Люба не откликалась.
– Почему вы так быстро уезжаете? – вспомнила вдруг Люба.
– Надо в Москву смотаться, зелени подстоговать.
– А где вы в Москве живете?
– Метро «Тимирязевская».
– Значит, в Москве тепло, трава уже большая? А я в куртку вырядилась.
– Ты тоже, что ли, в Москву? – спросил Николай.
– Да!
– И чего там?
– Много разных дел, проектов. Я ведь автор песен. У меня и диски есть. Путину нужно будет обязательно свои песни спеть. Я ведь на Красной площади уже выступала. Договоренность есть: создать при Путине совет по делам людей с ограниченными возможностями.
Николай уставился на Любу.
– Ассоциацию инвалидов – деятелей шоубизнеса организовать, – фонтанировала Люба. – В Москве ведь есть певцы-инвалиды, да? Слепая певица есть, без ноги певец, с жабрами этот… как его? Забыла. Безголосых много, – напоследок пошутила Люба.
Николай шутки не понял.
– Ассоциация певцов-инвалидов? И Путин в курсе? – спросил Николай. – Слушай, удачно я тебя встретил.
Люба закусила губу от счастья. В груди ее жгло, словно на сердце плеснули кипятка.
– И что Путин твоей ассоциации разрешил? Какие виды деятельности?
– Студия звукозаписи для инвалидов, дискотека для инвалидов, клуб…
– Ночной? – уточнил Николай.
– Тоже можно, – согласилась Люба. – В Москве пройдет Год равных возможностей. Путин с Лужковым встречались с такими, как я, и сказали: столица в первую очередь должна стать доступной для людей с ограниченными возможностями. Большие деньги выделены.
– Инвалид-боулинг? – с подъемом предложил Николай. – Для людей с ограниченными возможностями? Пострадавшим в военных конфликтах вход бесплатный. Торгово-закупочную деятельность в устав пропишем. Так чего сидим? Поехали?
– Поехали!
– А ты на чем сюда добралась? На автобусе, что ли? Или опять на парашюте?

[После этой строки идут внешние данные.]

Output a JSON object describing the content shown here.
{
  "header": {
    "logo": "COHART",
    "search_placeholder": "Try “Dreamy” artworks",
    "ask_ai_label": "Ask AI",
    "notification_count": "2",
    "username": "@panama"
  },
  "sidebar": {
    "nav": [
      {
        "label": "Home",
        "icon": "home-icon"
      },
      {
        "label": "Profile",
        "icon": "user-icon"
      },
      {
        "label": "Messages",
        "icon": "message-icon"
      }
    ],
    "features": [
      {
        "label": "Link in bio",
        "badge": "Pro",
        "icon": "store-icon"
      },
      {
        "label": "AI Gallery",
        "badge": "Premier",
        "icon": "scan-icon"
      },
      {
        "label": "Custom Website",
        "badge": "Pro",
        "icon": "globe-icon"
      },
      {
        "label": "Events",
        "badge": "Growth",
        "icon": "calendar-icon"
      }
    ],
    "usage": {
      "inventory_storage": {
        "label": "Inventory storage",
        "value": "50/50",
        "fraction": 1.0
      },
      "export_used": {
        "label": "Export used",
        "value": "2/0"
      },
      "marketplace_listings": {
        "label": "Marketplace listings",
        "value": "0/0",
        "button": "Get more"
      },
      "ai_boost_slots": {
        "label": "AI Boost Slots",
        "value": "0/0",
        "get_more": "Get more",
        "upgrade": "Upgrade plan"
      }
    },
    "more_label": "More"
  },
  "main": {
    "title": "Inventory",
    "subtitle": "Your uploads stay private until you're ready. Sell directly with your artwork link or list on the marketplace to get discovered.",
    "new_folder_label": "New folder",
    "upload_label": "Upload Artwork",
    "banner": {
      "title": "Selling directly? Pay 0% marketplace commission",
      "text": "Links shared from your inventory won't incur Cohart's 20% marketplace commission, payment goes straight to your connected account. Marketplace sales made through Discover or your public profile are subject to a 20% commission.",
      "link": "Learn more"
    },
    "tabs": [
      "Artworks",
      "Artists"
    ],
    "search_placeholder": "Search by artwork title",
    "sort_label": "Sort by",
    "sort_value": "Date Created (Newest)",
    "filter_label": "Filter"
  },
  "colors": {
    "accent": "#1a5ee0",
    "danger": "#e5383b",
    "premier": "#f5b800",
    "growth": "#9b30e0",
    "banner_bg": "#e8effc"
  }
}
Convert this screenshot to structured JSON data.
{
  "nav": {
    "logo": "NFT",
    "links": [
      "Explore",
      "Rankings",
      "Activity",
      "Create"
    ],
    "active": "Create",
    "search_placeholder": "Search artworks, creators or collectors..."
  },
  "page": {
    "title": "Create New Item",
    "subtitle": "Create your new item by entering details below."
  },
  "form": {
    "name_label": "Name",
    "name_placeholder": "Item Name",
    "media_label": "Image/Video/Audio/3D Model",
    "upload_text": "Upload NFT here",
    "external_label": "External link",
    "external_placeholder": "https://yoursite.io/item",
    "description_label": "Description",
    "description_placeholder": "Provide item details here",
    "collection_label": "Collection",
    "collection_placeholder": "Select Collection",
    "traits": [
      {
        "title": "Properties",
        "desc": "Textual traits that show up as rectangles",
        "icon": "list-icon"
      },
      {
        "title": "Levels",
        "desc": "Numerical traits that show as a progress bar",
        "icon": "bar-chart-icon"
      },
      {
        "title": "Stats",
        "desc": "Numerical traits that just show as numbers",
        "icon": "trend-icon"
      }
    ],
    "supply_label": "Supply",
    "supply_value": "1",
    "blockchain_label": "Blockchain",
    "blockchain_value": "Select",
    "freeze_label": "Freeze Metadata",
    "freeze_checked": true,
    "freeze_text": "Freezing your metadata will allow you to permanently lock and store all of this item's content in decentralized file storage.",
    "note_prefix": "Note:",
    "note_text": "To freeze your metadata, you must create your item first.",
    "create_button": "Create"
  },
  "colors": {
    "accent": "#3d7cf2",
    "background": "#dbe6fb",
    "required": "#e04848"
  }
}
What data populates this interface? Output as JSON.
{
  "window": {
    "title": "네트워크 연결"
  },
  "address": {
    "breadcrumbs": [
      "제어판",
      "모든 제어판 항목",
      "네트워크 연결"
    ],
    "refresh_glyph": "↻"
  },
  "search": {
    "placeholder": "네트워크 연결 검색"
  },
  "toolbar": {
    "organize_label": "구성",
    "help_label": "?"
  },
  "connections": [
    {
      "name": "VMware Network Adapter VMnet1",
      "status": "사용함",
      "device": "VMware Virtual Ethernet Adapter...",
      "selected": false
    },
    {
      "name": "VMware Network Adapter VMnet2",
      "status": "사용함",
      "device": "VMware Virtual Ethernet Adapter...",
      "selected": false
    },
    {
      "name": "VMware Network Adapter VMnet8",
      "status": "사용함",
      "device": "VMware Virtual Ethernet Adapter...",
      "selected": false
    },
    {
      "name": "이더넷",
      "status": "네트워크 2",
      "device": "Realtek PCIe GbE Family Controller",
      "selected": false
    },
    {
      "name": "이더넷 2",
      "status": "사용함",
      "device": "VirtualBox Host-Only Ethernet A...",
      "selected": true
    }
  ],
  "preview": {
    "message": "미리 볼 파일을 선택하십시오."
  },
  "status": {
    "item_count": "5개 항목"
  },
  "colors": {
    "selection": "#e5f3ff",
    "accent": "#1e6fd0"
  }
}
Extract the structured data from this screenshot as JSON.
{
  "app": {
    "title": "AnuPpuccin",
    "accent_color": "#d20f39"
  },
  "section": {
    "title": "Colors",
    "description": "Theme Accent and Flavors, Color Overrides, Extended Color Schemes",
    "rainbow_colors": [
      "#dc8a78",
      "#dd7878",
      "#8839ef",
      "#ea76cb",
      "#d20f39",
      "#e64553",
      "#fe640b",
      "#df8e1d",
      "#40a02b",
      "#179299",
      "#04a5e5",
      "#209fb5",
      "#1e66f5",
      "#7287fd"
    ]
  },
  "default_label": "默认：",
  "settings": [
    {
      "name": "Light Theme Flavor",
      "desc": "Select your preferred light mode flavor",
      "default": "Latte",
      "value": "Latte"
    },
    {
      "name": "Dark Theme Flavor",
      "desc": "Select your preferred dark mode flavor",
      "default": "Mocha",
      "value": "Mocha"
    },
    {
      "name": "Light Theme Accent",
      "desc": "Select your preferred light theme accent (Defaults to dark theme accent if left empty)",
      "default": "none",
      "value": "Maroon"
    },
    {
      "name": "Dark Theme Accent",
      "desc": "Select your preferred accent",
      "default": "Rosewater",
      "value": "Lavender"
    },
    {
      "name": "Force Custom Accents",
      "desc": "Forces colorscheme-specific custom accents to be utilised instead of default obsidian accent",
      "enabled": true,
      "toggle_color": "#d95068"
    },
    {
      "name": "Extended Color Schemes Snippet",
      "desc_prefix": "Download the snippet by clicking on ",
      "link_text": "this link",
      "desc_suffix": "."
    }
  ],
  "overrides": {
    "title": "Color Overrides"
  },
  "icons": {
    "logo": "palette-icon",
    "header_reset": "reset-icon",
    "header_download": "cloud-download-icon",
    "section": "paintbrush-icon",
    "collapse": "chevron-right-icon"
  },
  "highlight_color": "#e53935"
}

– На коляске. – Люба положила руки в старых кожаных перчатках с обрезанными пальцами на ободья колес.
Николай напряг глаза:
– Ты в Москву на коляске собиралась ехать?
– Да, а что такого? Я сильная!
– Вижу…
«Хы! – возмутилась коляска. – Она сильная! Села мне на шею, третий стакан кофе пьет, балясничает, а я стой на солнцепеке!»
– Садись в машину, – скомандовал Николай. – Теперь в машине будешь ездить.
«Любушка, родненькая, не бросай меня!» – запричитала коляска.
Люба объехала джип, открыла переднюю дверь и принялась торопливо снимать подлокотник, чтобы пересесть с коляски на сиденье.
– Подожди, – остановил ее Николай.
Он просунул руки под Любину спину и колени, легко поднял ее и, отпихнув ногой коляску, опустил ношу на сиденье.
Любино сердце колотилось в грудь, как загулявший пьяница в двери сожительницы.
«Любушка! – заголосила коляска. – Я-то как же?»
«Залезай ко мне!» – нахально предложил джип и распахнул багажник.
– Коля… – Люба первый раз назвала так Николая и замерла от волнения.
Николай кивнул:
– Ну?
– Коля, – теперь уже смелее произнесла Люба, безудержно счастливая от близости, каковая, по ее мнению, случилась при переходе на ласково-уменьшительное имя. – Коляска складывается, так что можно ее на заднем сиденье положить, она там ничего не запачкает.